Hip Indy Kid Panhandler
Hit this link to hear about what a rich, hip indy kid I am. I left my comments.
How much do panhandlers really make? Can you possibly make a living at this? How much of a difference does a funny sign make? Will people give to a guy in a banana suit? Does every sign have to say "God Bless?" Important questions. I aim to find the answers. Give me a dollar. God Bless.
That's Jonathan Morken, Me and John Asotbiza. Trying to get some finishing funds to put our documentary together. Look for a trailor to be up in the next few weeks and more panhandling pics up tomorrow. Yup. For more on Jonathan and John check out www.afcinema.net. And please, head on over to the donate buttons there and help me achieve my dream of living the good life off of my panhandling.
One thing people love to yell at me when I'm out flying my cardboard sign is "Get a job!"

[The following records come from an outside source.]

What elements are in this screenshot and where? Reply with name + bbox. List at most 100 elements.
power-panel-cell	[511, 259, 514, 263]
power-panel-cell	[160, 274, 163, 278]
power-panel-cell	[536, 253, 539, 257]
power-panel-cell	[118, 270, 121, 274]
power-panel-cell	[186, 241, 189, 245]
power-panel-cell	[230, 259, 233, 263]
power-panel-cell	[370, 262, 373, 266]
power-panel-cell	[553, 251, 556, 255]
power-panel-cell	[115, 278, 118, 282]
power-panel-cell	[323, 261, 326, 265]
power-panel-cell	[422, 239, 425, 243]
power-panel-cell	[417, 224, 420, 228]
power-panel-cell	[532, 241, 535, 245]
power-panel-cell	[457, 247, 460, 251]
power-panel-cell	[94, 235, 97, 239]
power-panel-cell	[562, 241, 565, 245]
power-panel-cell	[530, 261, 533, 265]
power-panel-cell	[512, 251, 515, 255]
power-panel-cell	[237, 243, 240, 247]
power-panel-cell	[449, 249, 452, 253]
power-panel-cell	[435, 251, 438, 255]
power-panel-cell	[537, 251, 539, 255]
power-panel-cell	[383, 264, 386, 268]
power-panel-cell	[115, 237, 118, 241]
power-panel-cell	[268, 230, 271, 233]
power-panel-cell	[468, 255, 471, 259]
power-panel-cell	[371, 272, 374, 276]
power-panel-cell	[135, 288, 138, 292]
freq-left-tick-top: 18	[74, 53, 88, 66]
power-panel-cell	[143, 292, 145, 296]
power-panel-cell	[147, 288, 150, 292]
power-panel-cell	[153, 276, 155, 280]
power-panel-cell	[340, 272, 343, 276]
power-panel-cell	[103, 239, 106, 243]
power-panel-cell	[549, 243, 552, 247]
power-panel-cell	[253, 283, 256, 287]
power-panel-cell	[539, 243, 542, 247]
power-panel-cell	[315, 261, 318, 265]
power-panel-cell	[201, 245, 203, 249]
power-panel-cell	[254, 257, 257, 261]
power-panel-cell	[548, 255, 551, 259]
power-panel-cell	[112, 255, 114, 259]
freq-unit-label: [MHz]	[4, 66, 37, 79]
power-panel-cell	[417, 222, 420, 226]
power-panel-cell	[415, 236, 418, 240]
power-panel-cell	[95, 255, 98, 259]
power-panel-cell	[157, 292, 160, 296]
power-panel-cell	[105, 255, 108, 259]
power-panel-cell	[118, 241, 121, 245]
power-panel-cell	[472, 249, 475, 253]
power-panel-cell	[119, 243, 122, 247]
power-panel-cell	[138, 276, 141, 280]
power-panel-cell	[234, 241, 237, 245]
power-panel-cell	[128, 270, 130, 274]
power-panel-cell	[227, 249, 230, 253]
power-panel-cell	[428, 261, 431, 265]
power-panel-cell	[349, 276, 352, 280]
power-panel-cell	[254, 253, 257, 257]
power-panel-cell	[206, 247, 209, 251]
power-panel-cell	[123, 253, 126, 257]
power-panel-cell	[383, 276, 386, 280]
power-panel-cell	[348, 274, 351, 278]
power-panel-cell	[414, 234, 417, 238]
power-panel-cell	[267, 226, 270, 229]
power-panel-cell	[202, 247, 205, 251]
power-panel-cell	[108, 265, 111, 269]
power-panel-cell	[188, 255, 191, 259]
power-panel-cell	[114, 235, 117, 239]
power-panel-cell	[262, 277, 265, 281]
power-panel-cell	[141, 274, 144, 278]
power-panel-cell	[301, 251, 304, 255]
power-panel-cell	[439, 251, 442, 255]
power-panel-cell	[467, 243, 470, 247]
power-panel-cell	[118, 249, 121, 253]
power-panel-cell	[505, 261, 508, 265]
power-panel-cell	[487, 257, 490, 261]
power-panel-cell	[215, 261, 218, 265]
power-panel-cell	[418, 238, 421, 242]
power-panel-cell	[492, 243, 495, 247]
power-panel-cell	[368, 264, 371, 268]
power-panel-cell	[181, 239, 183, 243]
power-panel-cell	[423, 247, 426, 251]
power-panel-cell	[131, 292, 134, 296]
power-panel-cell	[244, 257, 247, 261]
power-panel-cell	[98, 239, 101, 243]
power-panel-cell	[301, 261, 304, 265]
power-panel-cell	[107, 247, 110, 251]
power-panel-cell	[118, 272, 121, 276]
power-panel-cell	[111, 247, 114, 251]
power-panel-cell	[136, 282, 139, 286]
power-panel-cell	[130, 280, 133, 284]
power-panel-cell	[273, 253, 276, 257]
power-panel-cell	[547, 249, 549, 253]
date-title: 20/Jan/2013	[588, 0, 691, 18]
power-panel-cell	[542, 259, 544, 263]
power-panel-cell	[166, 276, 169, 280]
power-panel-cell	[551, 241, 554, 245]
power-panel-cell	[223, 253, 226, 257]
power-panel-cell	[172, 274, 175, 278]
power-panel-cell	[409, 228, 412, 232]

I sold space on my cardboard sign to the highest bidder. Still I don't seem to have the nice car or to be sleeping between clean silk sheets (my sheets are neither clean nor silk at the moment.) So now I'm going to try product placement. I will drink, eat or wear your product out on the offramp for a fee. Let the offers come rolling in. I don't eat meat, or wear leather but this isn't about integrity now is it? In fact it's the opposite, so I will even hold, and pretend to be on the verge of enjoying non-vegan products. I will charge extra for this. For the sake of this project my soul is indeed for sale, but it aint going cheap, nope.
So we FINALLY got an interview lined up with the Sac Police to talk about their policy in regards to panhandlers and panhandling.